A shift in demand has led to a sharp decline in Perth’s residential rental vacancies over the last two and a half years, but how will the market respond to COVID-19.
Perth’s rental market took a battering, following the end of the mining boom and the consequent exodus of resource workers. Rental vacancy trended upwards for nearly five years and peaked at 7.3% by June 2017. For context, a vacancy of 3% is generally regarded as a balanced market. From mid-2017 onwards, rental vacancy nosedived, and by December 2019, the Greater Perth vacancy rate had more than halved to 2.4%, level with the national average.
Figure 1: Western Australia Population vs. Rental Vacancy
Source: ABS, REIA, JLL Research
This significant drop in rental vacancy occurred during a period when Western Australia’s (WA) annual population growth averaged just 0.9%. Overseas migration, a key driver in rental demand, has also remained subdued. The last time rental vacancies were this low, WA’s population growth was hovering at over 3.0% per annum - close to historical highs. So, what is behind this sharp decline in vacancy?
According to REIWA–WA’s real estate institute, in the two and a half years since vacancies peaked in June 2017, the average number of dwellings leased per quarter totals just over 13,500 dwellings. This figure sits 16% higher than the 10-year average of 11,700 dwellings. Comparatively, over the same 30-month period, the average number of sales per quarter totals just under 7,100 dwellings, a 17% drop from the long-term average of 8,500 dwellings.
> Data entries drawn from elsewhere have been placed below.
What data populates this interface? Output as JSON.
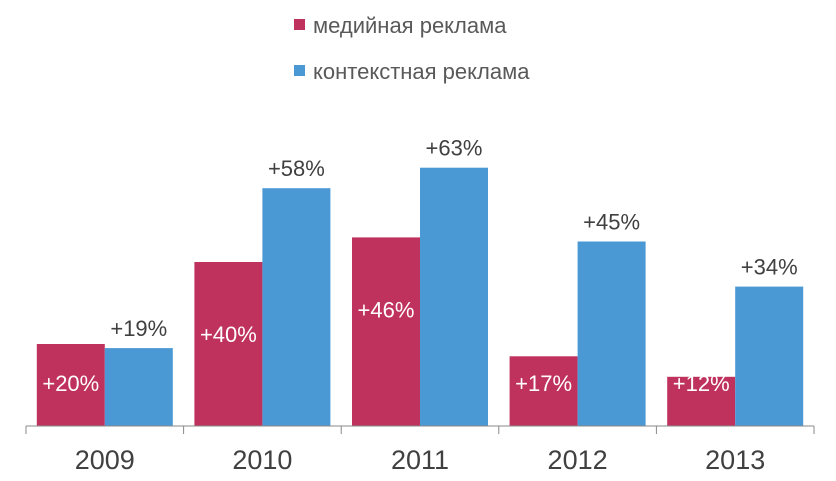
{
  "chart_data": {
    "type": "bar",
    "categories": [
      "2009",
      "2010",
      "2011",
      "2012",
      "2013"
    ],
    "series": [
      {
        "name": "медийная реклама",
        "color": "#C0325E",
        "values": [
          20,
          40,
          46,
          17,
          12
        ],
        "labels": [
          "+20%",
          "+40%",
          "+46%",
          "+17%",
          "+12%"
        ],
        "label_position": "inside"
      },
      {
        "name": "контекстная реклама",
        "color": "#4A98D4",
        "values": [
          19,
          58,
          63,
          45,
          34
        ],
        "labels": [
          "+19%",
          "+58%",
          "+63%",
          "+45%",
          "+34%"
        ],
        "label_position": "above"
      }
    ],
    "ylim": [
      0,
      63
    ],
    "grid": false,
    "legend": "top-center",
    "title": "",
    "xlabel": "",
    "ylabel": "",
    "label_colors": {
      "inside": "#FFFFFF",
      "above": "#404040"
    },
    "axis_color": "#888888"
  }
}
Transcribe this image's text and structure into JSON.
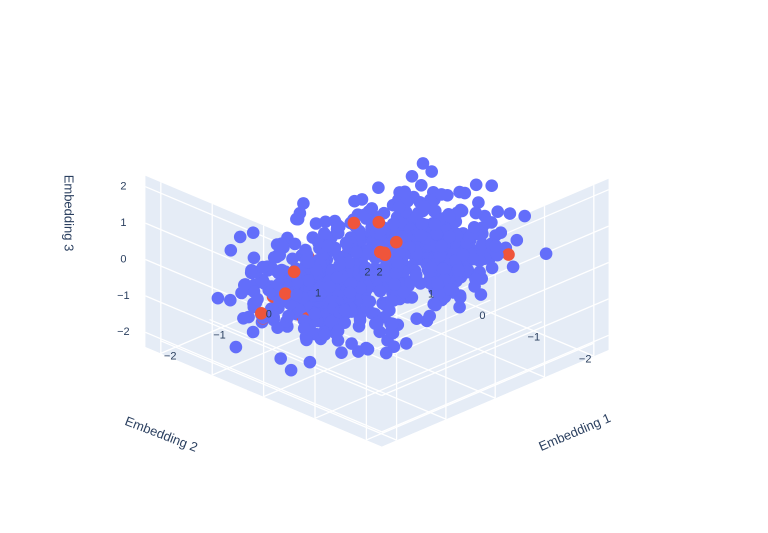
{
  "chart_data": {
    "type": "scatter",
    "subtype": "3d-scatter",
    "axes": {
      "x": {
        "label": "Embedding 1",
        "ticks": [
          "−2",
          "−1",
          "0",
          "1",
          "2"
        ],
        "range": [
          -2.3,
          2.3
        ]
      },
      "y": {
        "label": "Embedding 2",
        "ticks": [
          "−2",
          "−1",
          "0",
          "1",
          "2"
        ],
        "range": [
          -2.3,
          2.3
        ]
      },
      "z": {
        "label": "Embedding 3",
        "ticks": [
          "−2",
          "−1",
          "0",
          "1",
          "2"
        ],
        "range": [
          -2.4,
          2.3
        ]
      }
    },
    "grid": true,
    "legend": "none",
    "series": [
      {
        "color": "#636efa",
        "point_count": 800
      },
      {
        "color": "#ef553b",
        "points": [
          [
            -1.6,
            -0.2,
            1.15
          ],
          [
            -1.5,
            -0.3,
            0.95
          ],
          [
            -1.9,
            0.2,
            0.0
          ],
          [
            -2.0,
            0.3,
            -0.6
          ],
          [
            -1.4,
            0.1,
            -0.8
          ],
          [
            -0.8,
            -0.2,
            0.8
          ],
          [
            -0.6,
            0.4,
            0.45
          ],
          [
            0.6,
            0.2,
            0.05
          ],
          [
            0.9,
            0.8,
            -0.75
          ],
          [
            1.1,
            0.9,
            -1.0
          ],
          [
            1.3,
            1.1,
            -1.2
          ],
          [
            1.4,
            1.2,
            -1.3
          ],
          [
            1.2,
            1.6,
            -0.6
          ],
          [
            1.6,
            1.5,
            -0.75
          ],
          [
            1.0,
            -1.6,
            0.55
          ],
          [
            -0.4,
            1.4,
            -1.5
          ],
          [
            0.3,
            1.9,
            -1.6
          ],
          [
            -1.2,
            1.1,
            -1.4
          ]
        ]
      }
    ]
  }
}
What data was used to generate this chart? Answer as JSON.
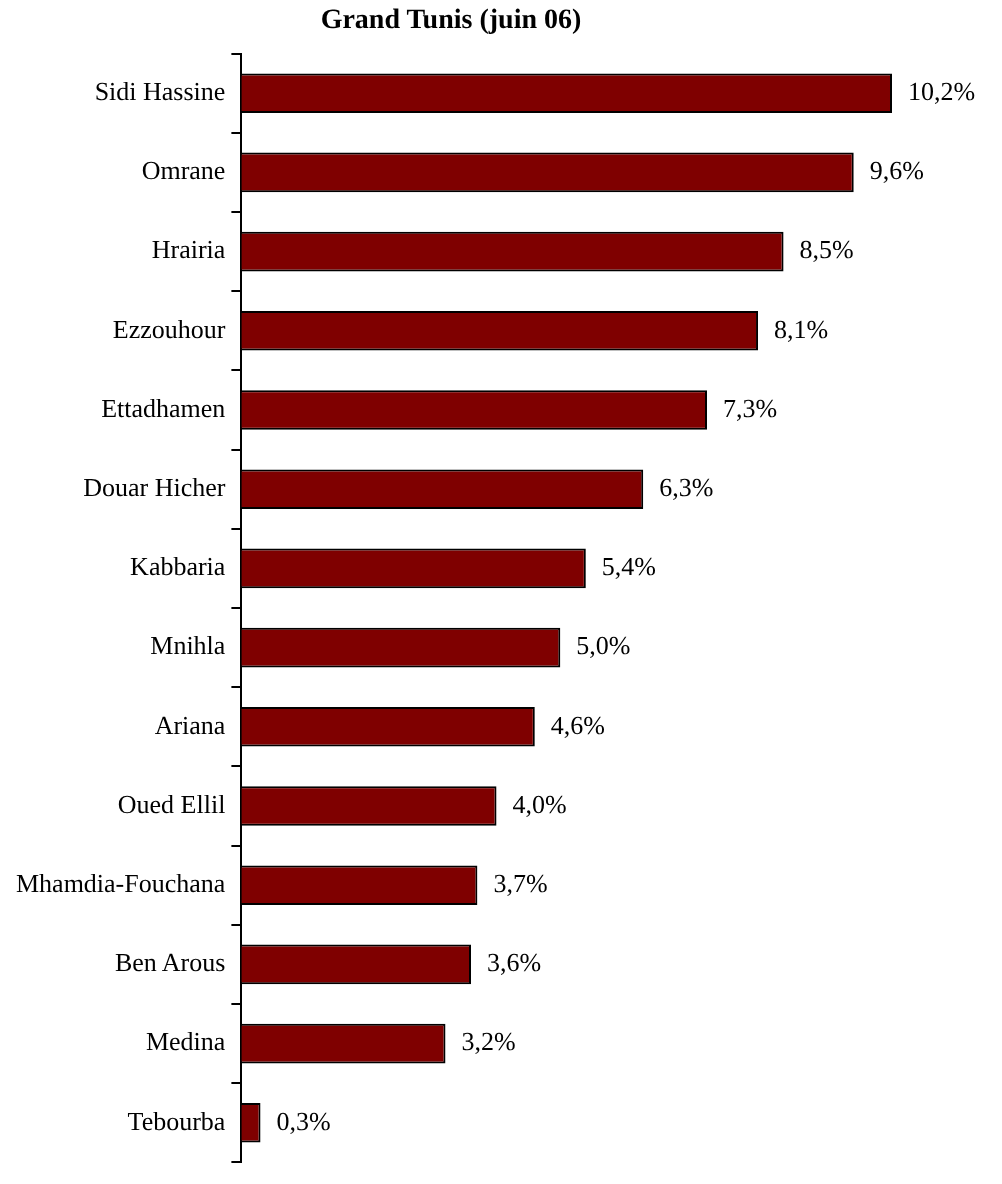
{
  "chart_data": {
    "type": "bar",
    "orientation": "horizontal",
    "title": "Grand Tunis (juin 06)",
    "categories": [
      "Sidi Hassine",
      "Omrane",
      "Hrairia",
      "Ezzouhour",
      "Ettadhamen",
      "Douar Hicher",
      "Kabbaria",
      "Mnihla",
      "Ariana",
      "Oued Ellil",
      "Mhamdia-Fouchana",
      "Ben Arous",
      "Medina",
      "Tebourba"
    ],
    "values": [
      10.2,
      9.6,
      8.5,
      8.1,
      7.3,
      6.3,
      5.4,
      5.0,
      4.6,
      4.0,
      3.7,
      3.6,
      3.2,
      0.3
    ],
    "value_labels": [
      "10,2%",
      "9,6%",
      "8,5%",
      "8,1%",
      "7,3%",
      "6,3%",
      "5,4%",
      "5,0%",
      "4,6%",
      "4,0%",
      "3,7%",
      "3,6%",
      "3,2%",
      "0,3%"
    ],
    "color": "#7f0000",
    "legend": false
  }
}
As dwelling values in the Perth market struggle to regain some sustained positive momentum, buyers remain hesitant. In a static market, people still need somewhere to live, and residents are electing to rent rather than purchasing a new home - thus driving down Perth’s rental vacancies.
Through the turn of the decade, WA’s economy was improving. Perth’s residential market saw the first green shoots of positive price growth as buyers took advantage of historically low mortgage rates and the attractive government incentives on offer. As house prices gradually began to rise and buyer confidence improved, we expected some renters might be lured out of the rental market for fear of missing out.
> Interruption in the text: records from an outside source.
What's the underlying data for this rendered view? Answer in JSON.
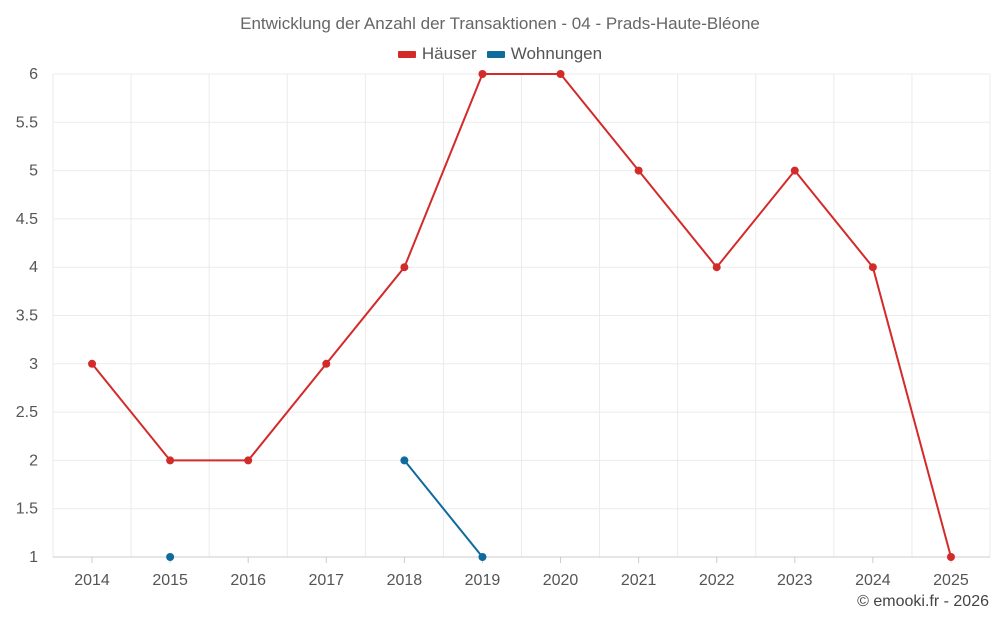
{
  "chart_data": {
    "type": "line",
    "title": "Entwicklung der Anzahl der Transaktionen - 04 - Prads-Haute-Bléone",
    "categories": [
      "2014",
      "2015",
      "2016",
      "2017",
      "2018",
      "2019",
      "2020",
      "2021",
      "2022",
      "2023",
      "2024",
      "2025"
    ],
    "series": [
      {
        "name": "Häuser",
        "color": "#d32a2a",
        "values": [
          3,
          2,
          2,
          3,
          4,
          6,
          6,
          5,
          4,
          5,
          4,
          1
        ]
      },
      {
        "name": "Wohnungen",
        "color": "#0f6a9e",
        "values": [
          null,
          1,
          null,
          null,
          2,
          1,
          null,
          null,
          null,
          null,
          null,
          null
        ]
      }
    ],
    "ylim": [
      1,
      6
    ],
    "yticks": [
      "1",
      "1.5",
      "2",
      "2.5",
      "3",
      "3.5",
      "4",
      "4.5",
      "5",
      "5.5",
      "6"
    ],
    "grid": true,
    "legend_position": "top-center",
    "xlabel": "",
    "ylabel": ""
  },
  "credit": "© emooki.fr - 2026"
}
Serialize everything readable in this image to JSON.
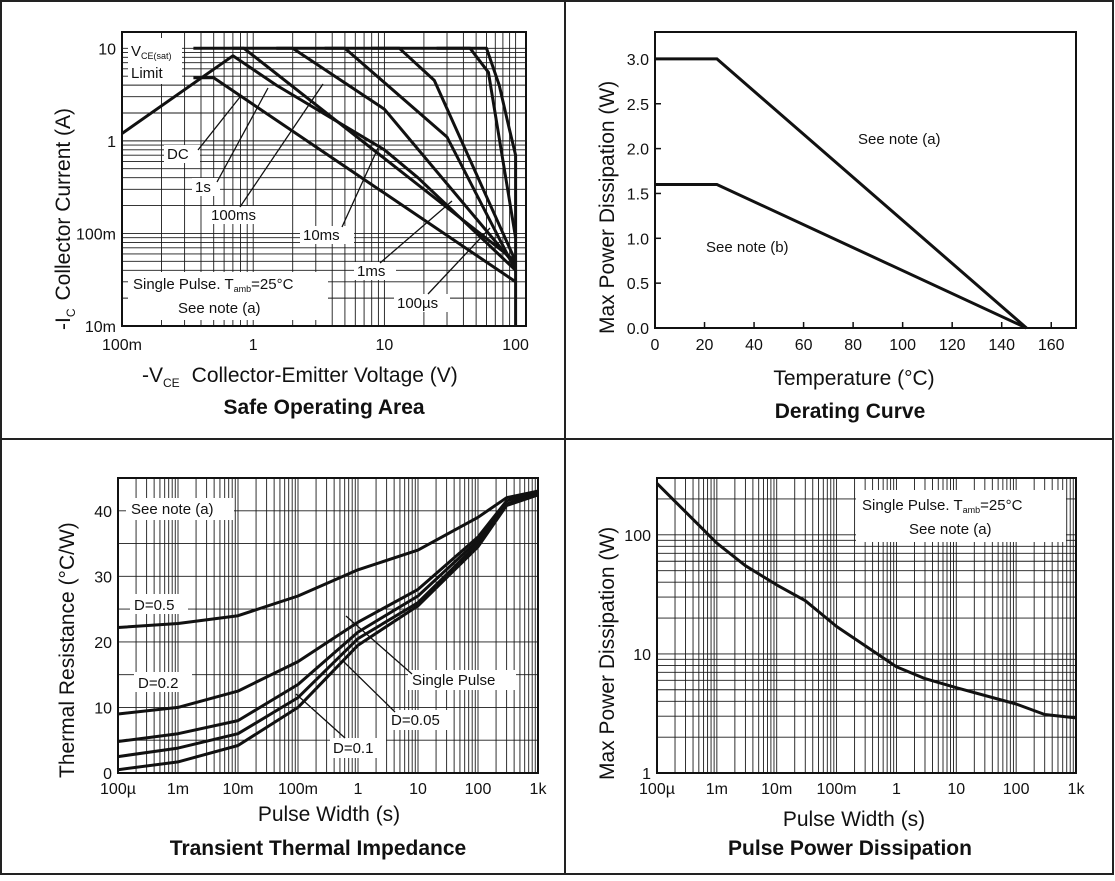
{
  "colors": {
    "line": "#111111",
    "grid": "#1a1a1a",
    "background": "#ffffff",
    "border": "#222222"
  },
  "chart_data": [
    {
      "id": "soa",
      "type": "line",
      "title": "Safe Operating Area",
      "xlabel_main": "-V",
      "xlabel_sub": "CE",
      "xlabel_rest": "Collector-Emitter Voltage (V)",
      "ylabel_main": "-I",
      "ylabel_sub": "C",
      "ylabel_rest": "Collector Current (A)",
      "xscale": "log",
      "yscale": "log",
      "xlim": [
        0.1,
        120
      ],
      "ylim": [
        0.01,
        15
      ],
      "xticks": [
        {
          "v": 0.1,
          "label": "100m"
        },
        {
          "v": 1,
          "label": "1"
        },
        {
          "v": 10,
          "label": "10"
        },
        {
          "v": 100,
          "label": "100"
        }
      ],
      "yticks": [
        {
          "v": 0.01,
          "label": "10m"
        },
        {
          "v": 0.1,
          "label": "100m"
        },
        {
          "v": 1,
          "label": "1"
        },
        {
          "v": 10,
          "label": "10"
        }
      ],
      "grid": true,
      "series": [
        {
          "points": [
            [
              0.1,
              1.2
            ],
            [
              0.7,
              8.3
            ],
            [
              1.5,
              4.0
            ],
            [
              10,
              0.8
            ],
            [
              18,
              0.4
            ],
            [
              100,
              0.04
            ]
          ]
        },
        {
          "points": [
            [
              0.35,
              4.8
            ],
            [
              0.5,
              4.8
            ],
            [
              100,
              0.03
            ]
          ]
        },
        {
          "points": [
            [
              0.7,
              10
            ],
            [
              0.85,
              10
            ],
            [
              100,
              0.05
            ]
          ]
        },
        {
          "points": [
            [
              1.5,
              10
            ],
            [
              2.0,
              10
            ],
            [
              10,
              2.2
            ],
            [
              100,
              0.045
            ]
          ]
        },
        {
          "points": [
            [
              3.5,
              10
            ],
            [
              5,
              10
            ],
            [
              30,
              1.1
            ],
            [
              100,
              0.04
            ]
          ]
        },
        {
          "points": [
            [
              8,
              10
            ],
            [
              13,
              10
            ],
            [
              24,
              4.5
            ],
            [
              100,
              0.05
            ]
          ]
        },
        {
          "points": [
            [
              25,
              10
            ],
            [
              45,
              10
            ],
            [
              62,
              5.5
            ],
            [
              100,
              0.09
            ]
          ]
        },
        {
          "points": [
            [
              0.35,
              10
            ],
            [
              60,
              10
            ],
            [
              75,
              4.0
            ],
            [
              88,
              1.5
            ],
            [
              100,
              0.7
            ],
            [
              100,
              0.01
            ]
          ]
        }
      ],
      "labels": {
        "vce_main": "V",
        "vce_sub": "CE(sat)",
        "limit": "Limit",
        "dc": "DC",
        "s1": "1s",
        "ms100": "100ms",
        "ms10": "10ms",
        "ms1": "1ms",
        "us100": "100µs",
        "pulse_main": "Single Pulse. T",
        "pulse_sub": "amb",
        "pulse_rest": "=25°C",
        "note": "See note (a)"
      }
    },
    {
      "id": "derating",
      "type": "line",
      "title": "Derating Curve",
      "xlabel": "Temperature (°C)",
      "ylabel": "Max Power Dissipation (W)",
      "xlim": [
        0,
        170
      ],
      "ylim": [
        0,
        3.3
      ],
      "xticks": [
        0,
        20,
        40,
        60,
        80,
        100,
        120,
        140,
        160
      ],
      "yticks": [
        "0.0",
        "0.5",
        "1.0",
        "1.5",
        "2.0",
        "2.5",
        "3.0"
      ],
      "grid": false,
      "series": [
        {
          "name": "See note (a)",
          "x": [
            0,
            25,
            150
          ],
          "y": [
            3.0,
            3.0,
            0
          ]
        },
        {
          "name": "See note (b)",
          "x": [
            0,
            25,
            150
          ],
          "y": [
            1.6,
            1.6,
            0
          ]
        }
      ]
    },
    {
      "id": "thermal",
      "type": "line",
      "title": "Transient Thermal Impedance",
      "xlabel": "Pulse Width (s)",
      "ylabel": "Thermal Resistance (°C/W)",
      "xscale": "log",
      "xlim": [
        0.0001,
        1000
      ],
      "ylim": [
        0,
        45
      ],
      "xticks": [
        {
          "v": 0.0001,
          "label": "100µ"
        },
        {
          "v": 0.001,
          "label": "1m"
        },
        {
          "v": 0.01,
          "label": "10m"
        },
        {
          "v": 0.1,
          "label": "100m"
        },
        {
          "v": 1,
          "label": "1"
        },
        {
          "v": 10,
          "label": "10"
        },
        {
          "v": 100,
          "label": "100"
        },
        {
          "v": 1000,
          "label": "1k"
        }
      ],
      "yticks": [
        0,
        10,
        20,
        30,
        40
      ],
      "grid": true,
      "series": [
        {
          "name": "D=0.5",
          "points": [
            [
              0.0001,
              22.2
            ],
            [
              0.001,
              22.8
            ],
            [
              0.01,
              24.0
            ],
            [
              0.1,
              27.0
            ],
            [
              1,
              31.0
            ],
            [
              10,
              34.0
            ],
            [
              100,
              39.0
            ],
            [
              300,
              42.0
            ],
            [
              1000,
              43.0
            ]
          ]
        },
        {
          "name": "D=0.2",
          "points": [
            [
              0.0001,
              9.0
            ],
            [
              0.001,
              10.0
            ],
            [
              0.01,
              12.5
            ],
            [
              0.1,
              17.0
            ],
            [
              1,
              23.0
            ],
            [
              10,
              28.0
            ],
            [
              100,
              36.0
            ],
            [
              300,
              41.5
            ],
            [
              1000,
              43.0
            ]
          ]
        },
        {
          "name": "D=0.1",
          "points": [
            [
              0.0001,
              4.8
            ],
            [
              0.001,
              6.0
            ],
            [
              0.01,
              8.0
            ],
            [
              0.1,
              13.5
            ],
            [
              1,
              21.5
            ],
            [
              10,
              27.0
            ],
            [
              100,
              35.5
            ],
            [
              300,
              41.0
            ],
            [
              1000,
              42.8
            ]
          ]
        },
        {
          "name": "D=0.05",
          "points": [
            [
              0.0001,
              2.5
            ],
            [
              0.001,
              3.8
            ],
            [
              0.01,
              6.0
            ],
            [
              0.1,
              11.5
            ],
            [
              1,
              20.5
            ],
            [
              10,
              26.0
            ],
            [
              100,
              35.0
            ],
            [
              300,
              41.0
            ],
            [
              1000,
              42.6
            ]
          ]
        },
        {
          "name": "Single Pulse",
          "points": [
            [
              0.0001,
              0.5
            ],
            [
              0.001,
              1.7
            ],
            [
              0.01,
              4.2
            ],
            [
              0.1,
              10.0
            ],
            [
              1,
              19.5
            ],
            [
              10,
              25.5
            ],
            [
              100,
              34.5
            ],
            [
              300,
              40.8
            ],
            [
              1000,
              42.4
            ]
          ]
        }
      ],
      "note": "See note (a)"
    },
    {
      "id": "pulse",
      "type": "line",
      "title": "Pulse Power Dissipation",
      "xlabel": "Pulse Width (s)",
      "ylabel": "Max Power Dissipation (W)",
      "xscale": "log",
      "yscale": "log",
      "xlim": [
        0.0001,
        1000
      ],
      "ylim": [
        1,
        300
      ],
      "xticks": [
        {
          "v": 0.0001,
          "label": "100µ"
        },
        {
          "v": 0.001,
          "label": "1m"
        },
        {
          "v": 0.01,
          "label": "10m"
        },
        {
          "v": 0.1,
          "label": "100m"
        },
        {
          "v": 1,
          "label": "1"
        },
        {
          "v": 10,
          "label": "10"
        },
        {
          "v": 100,
          "label": "100"
        },
        {
          "v": 1000,
          "label": "1k"
        }
      ],
      "yticks": [
        {
          "v": 1,
          "label": "1"
        },
        {
          "v": 10,
          "label": "10"
        },
        {
          "v": 100,
          "label": "100"
        }
      ],
      "grid": true,
      "series": [
        {
          "points": [
            [
              0.0001,
              270
            ],
            [
              0.001,
              85
            ],
            [
              0.003,
              55
            ],
            [
              0.01,
              38
            ],
            [
              0.03,
              28
            ],
            [
              0.1,
              17
            ],
            [
              1,
              7.8
            ],
            [
              3,
              6.2
            ],
            [
              10,
              5.2
            ],
            [
              100,
              3.8
            ],
            [
              300,
              3.1
            ],
            [
              1000,
              2.9
            ]
          ]
        }
      ],
      "labels": {
        "pulse_main": "Single Pulse. T",
        "pulse_sub": "amb",
        "pulse_rest": "=25°C",
        "note": "See note (a)"
      }
    }
  ]
}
Unfortunately, the post-COVID world looks a lot different. Perth’s property market was finally heating up, but a spike in unemployment and stalling population growth poured water on the emerging fire. While border closures crippled the short-term/Airbnb rental market, landlords flipped properties to secure income from longer-term tenants.
There was a brief period of uncertainty following the initial outbreak with restrictions, resulting in widespread job losses. Those hardest hit may have walked away from leases before assurance came in the form of JobKeeper payments and eviction moratoriums.
The rental market is likely to have stabilised for the time being. But what happens once the handouts stop, and the moratorium ends? As we emerge from the pandemic and the economy opens up, many will be able to get back to work. However, the recovery in Perth’s rental market will slow down if the borders remain closed for long and elevated unemployment persists.